Tuğra’nın da hep çok güler yüzlü, çok komik, çok zeki, sıcakkanlı oluşunu hatırlıyorum. Onunla zaman geçirmek çok eğlenceli. Tuğra aranan, sevilen biri. Tuğra’ya bu konuyu açtığımda bana katılıyor, “ben de Morris gibi hep çok eğlenceli ve yaratıcı biri olarak akran zorbalığını aşmaya çalıştım sanırım,” diyor. Tuğra gerçekten de yaratıcı biri. Ne kadarı bir taktik, ne kadarı gündelik direniş anlamak zor.

Daha çok erkek çocuk karakterlerin yer aldığı çocuk edebiyatındaki kız çocuk karakterleri de öyle değil mi zaten? Ötekileştirilen cinsiyet duvarları aşmak için hep zıplamak zorunda. Uzun Çoraplı Pippi, Yeşilin Kızı Anne çok güçlü ve başarılı olmak zorunda. Pollyanna’nın çok iyi bir fikri olmak zorunda. Heidi iyimser ve duyarlı olma zorunda. Oliver Twist ya da Bacaksız gibi sıradan yaramazlıklar yapamıyorlar.

Tuğra ve Morris’in tek yönlü başarısını her “sıradışı” çocuk sağlayamayabilir. O zaman ne olacak? O zaman şöyle mi diyeceğiz, “ama çocukların cinsiyeti olmaz, onlar çocuktur.” Çocuklar söz konusu olduğunda cinsiyeti çekiştirip duruyoruz. Bu tutarsızlığımız da tertibe dâhil.

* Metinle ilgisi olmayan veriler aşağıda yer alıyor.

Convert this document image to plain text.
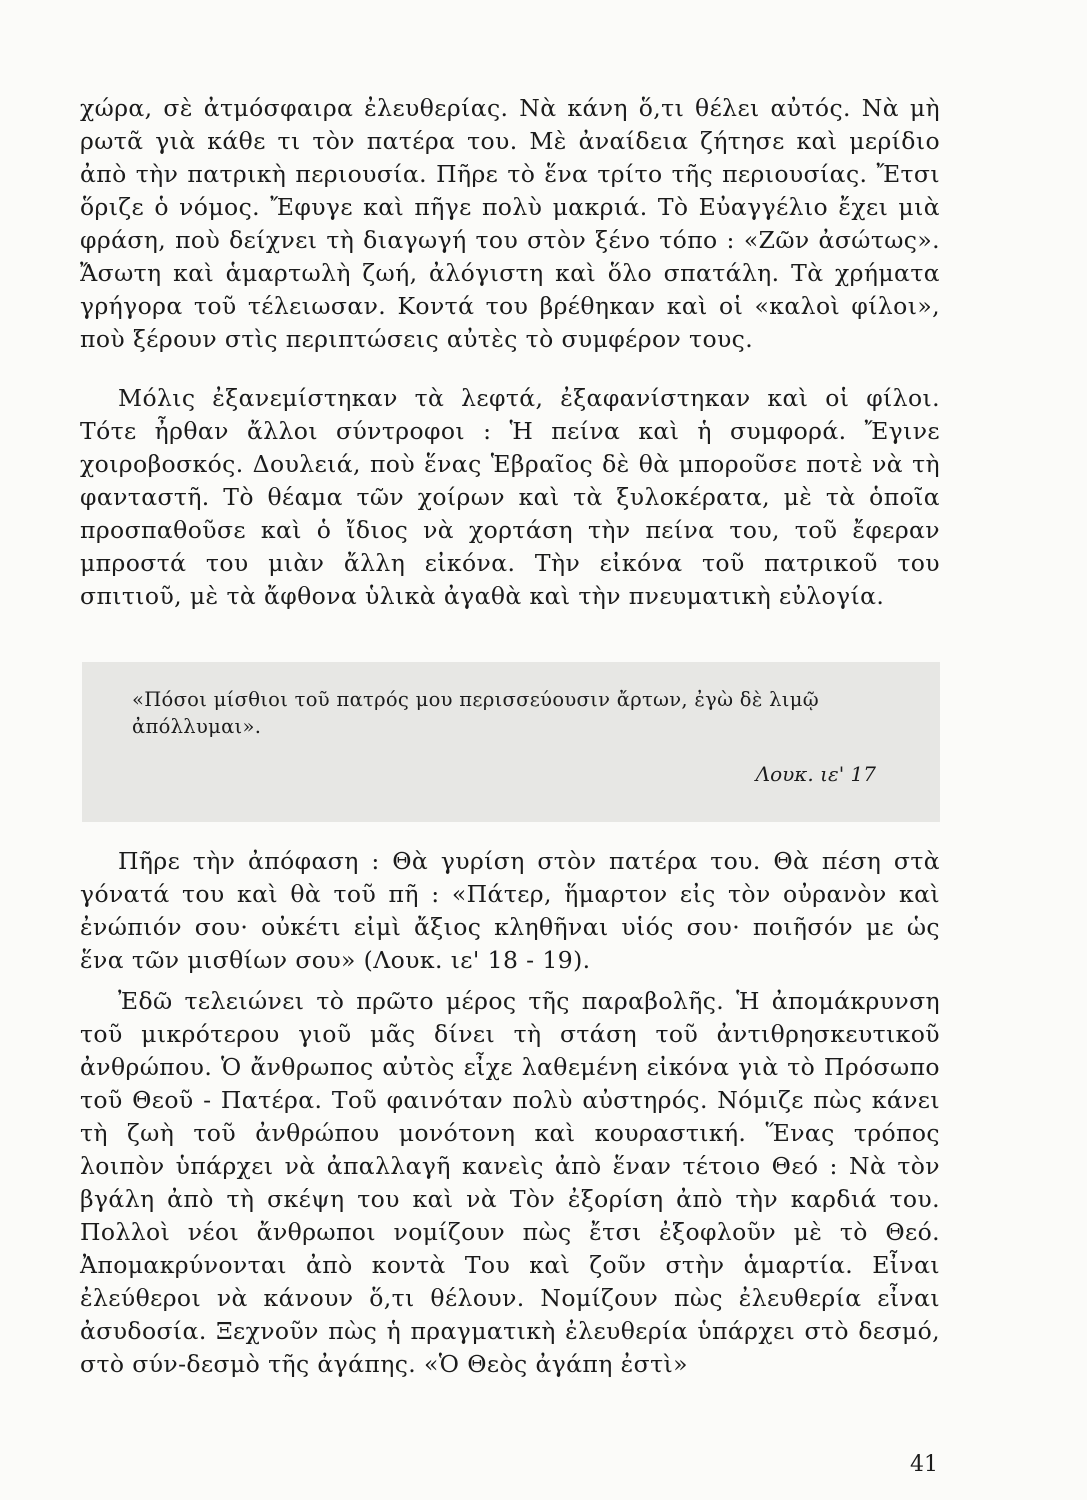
χώρα, σὲ ἀτμόσφαιρα ἐλευθερίας. Νὰ κάνη ὅ,τι θέλει αὐτός. Νὰ μὴ ρωτᾶ γιὰ κάθε τι τὸν πατέρα του. Μὲ ἀναίδεια ζήτησε καὶ μερίδιο ἀπὸ τὴν πατρικὴ περιουσία. Πῆρε τὸ ἕνα τρίτο τῆς περιουσίας. Ἔτσι ὅριζε ὁ νόμος. Ἔφυγε καὶ πῆγε πολὺ μακριά. Τὸ Εὐαγγέλιο ἔχει μιὰ φράση, ποὺ δείχνει τὴ διαγωγή του στὸν ξένο τόπο : «Ζῶν ἀσώτως». Ἄσωτη καὶ ἁμαρτωλὴ ζωή, ἀλόγιστη καὶ ὅλο σπατάλη. Τὰ χρήματα γρήγορα τοῦ τέλειωσαν. Κοντά του βρέθηκαν καὶ οἱ «καλοὶ φίλοι», ποὺ ξέρουν στὶς περιπτώσεις αὐτὲς τὸ συμφέρον τους.

Μόλις ἐξανεμίστηκαν τὰ λεφτά, ἐξαφανίστηκαν καὶ οἱ φίλοι. Τότε ἦρθαν ἄλλοι σύντροφοι : Ἡ πείνα καὶ ἡ συμφορά. Ἔγινε χοιροβοσκός. Δουλειά, ποὺ ἕνας Ἑβραῖος δὲ θὰ μποροῦσε ποτὲ νὰ τὴ φανταστῆ. Τὸ θέαμα τῶν χοίρων καὶ τὰ ξυλοκέρατα, μὲ τὰ ὁποῖα προσπαθοῦσε καὶ ὁ ἴδιος νὰ χορτάση τὴν πείνα του, τοῦ ἔφεραν μπροστά του μιὰν ἄλλη εἰκόνα. Τὴν εἰκόνα τοῦ πατρικοῦ του σπιτιοῦ, μὲ τὰ ἄφθονα ὑλικὰ ἀγαθὰ καὶ τὴν πνευματικὴ εὐλογία.

«Πόσοι μίσθιοι τοῦ πατρός μου περισσεύουσιν ἄρτων, ἐγὼ δὲ λιμῷ ἀπόλλυμαι».
Λουκ. ιε' 17

Πῆρε τὴν ἀπόφαση : Θὰ γυρίση στὸν πατέρα του. Θὰ πέση στὰ γόνατά του καὶ θὰ τοῦ πῆ : «Πάτερ, ἥμαρτον εἰς τὸν οὐρανὸν καὶ ἐνώπιόν σου· οὐκέτι εἰμὶ ἄξιος κληθῆναι υἱός σου· ποιῆσόν με ὡς ἕνα τῶν μισθίων σου» (Λουκ. ιε' 18 - 19).

Ἐδῶ τελειώνει τὸ πρῶτο μέρος τῆς παραβολῆς. Ἡ ἀπομάκρυνση τοῦ μικρότερου γιοῦ μᾶς δίνει τὴ στάση τοῦ ἀντιθρησκευτικοῦ ἀνθρώπου. Ὁ ἄνθρωπος αὐτὸς εἶχε λαθεμένη εἰκόνα γιὰ τὸ Πρόσωπο τοῦ Θεοῦ - Πατέρα. Τοῦ φαινόταν πολὺ αὐστηρός. Νόμιζε πὼς κάνει τὴ ζωὴ τοῦ ἀνθρώπου μονότονη καὶ κουραστική. Ἕνας τρόπος λοιπὸν ὑπάρχει νὰ ἀπαλλαγῆ κανεὶς ἀπὸ ἕναν τέτοιο Θεό : Νὰ τὸν βγάλη ἀπὸ τὴ σκέψη του καὶ νὰ Τὸν ἐξορίση ἀπὸ τὴν καρδιά του. Πολλοὶ νέοι ἄνθρωποι νομίζουν πὼς ἔτσι ἐξοφλοῦν μὲ τὸ Θεό. Ἀπομακρύνονται ἀπὸ κοντὰ Του καὶ ζοῦν στὴν ἁμαρτία. Εἶναι ἐλεύθεροι νὰ κάνουν ὅ,τι θέλουν. Νομίζουν πὼς ἐλευθερία εἶναι ἀσυδοσία. Ξεχνοῦν πὼς ἡ πραγματικὴ ἐλευθερία ὑπάρχει στὸ δεσμό, στὸ σύν-δεσμὸ τῆς ἀγάπης. «Ὁ Θεὸς ἀγάπη ἐστὶ»

41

Morris Micklewhite ve Turuncu Elbise, Christine Baldacchino, Resimleyen: Isabelle Malenfant, Çeviren: Deniz Özülke, Güldünya Yayınları, 2023.


[1] Artan sansür girişimlerine itiraz olarak, bundan sonraki her yazımın başında bu slogan yer alacak.

[2] Cinsiyet Belası, Feminizm ve Kimliğin Altüst Edilmesi, Judith Butler, Metis Yayınları, 2008.

[3] Cinselliğin Tarihi, Michel Foucault, Ayrıntı Yayınları, 2020.